The first step is to highlight organisations in the same niche that have been hacked or breached. The second is to turn the tables and make the risk personal by stimulating a breach. Then demonstrate how the violation adversely impacted revenue, customer relations, and operations.
Offer a worthwhile solution.
Persuading a CEO to invest in data privacy is half the journey. The other half is offering a solution that works. Without one, the privacy budget would merely be left on the back burner.
When recommending solutions, pick three instead of one. The first and the last can be established legacy players with low initial investment but requiring hefty maintenance cost. The middle choice can be an upcoming solution that leverages automation and requires minimum maintenance.

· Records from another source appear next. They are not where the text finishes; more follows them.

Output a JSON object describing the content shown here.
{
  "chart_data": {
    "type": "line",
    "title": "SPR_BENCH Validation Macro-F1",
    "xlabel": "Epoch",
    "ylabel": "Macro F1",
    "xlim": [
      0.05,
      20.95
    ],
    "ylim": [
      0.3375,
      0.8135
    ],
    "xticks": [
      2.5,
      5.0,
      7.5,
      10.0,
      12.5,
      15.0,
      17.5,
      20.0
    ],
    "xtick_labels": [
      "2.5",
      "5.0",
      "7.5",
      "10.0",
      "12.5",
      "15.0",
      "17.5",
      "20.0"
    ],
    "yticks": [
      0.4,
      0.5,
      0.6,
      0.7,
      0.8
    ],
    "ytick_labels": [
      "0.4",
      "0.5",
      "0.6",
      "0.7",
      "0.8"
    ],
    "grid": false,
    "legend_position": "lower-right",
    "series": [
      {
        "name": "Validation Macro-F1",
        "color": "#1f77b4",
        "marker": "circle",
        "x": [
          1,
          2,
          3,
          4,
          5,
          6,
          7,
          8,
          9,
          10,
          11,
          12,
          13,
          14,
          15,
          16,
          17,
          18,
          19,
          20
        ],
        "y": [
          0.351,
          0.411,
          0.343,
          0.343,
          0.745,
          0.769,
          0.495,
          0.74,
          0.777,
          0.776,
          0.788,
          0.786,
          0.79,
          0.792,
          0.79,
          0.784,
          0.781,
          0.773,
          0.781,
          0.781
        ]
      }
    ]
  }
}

It’s a time-tested persuasion technique and the psychology underlying it is simple. When given a choice, a person perceives a sense of power. In this case, the power to decide which solution is the best, which would typically be option number two.
Not investing in a privacy budget: Is it worth the risk?
48% of consumers accept that they stopped using a service or purchasing a product from a brand due to privacy concerns. On the other hand, 54% of them feel that organisations don’t utilise data in a way that benefits them.
As we said before, it is not data, but the fear of its security and privacy that causes concern. No wonder the average privacy budget doubled to $2.4 million in 2021. The risk of not investing in tools that ensure data privacy is clearly too high.
However, achieving an X amount of privacy budget must not be your entire objective. Sometimes even a significant sum is like a band-aid on a leaking dam. It leaves the business extremely vulnerable. The answer is spending it on the right tools. But that's a discussion for another day!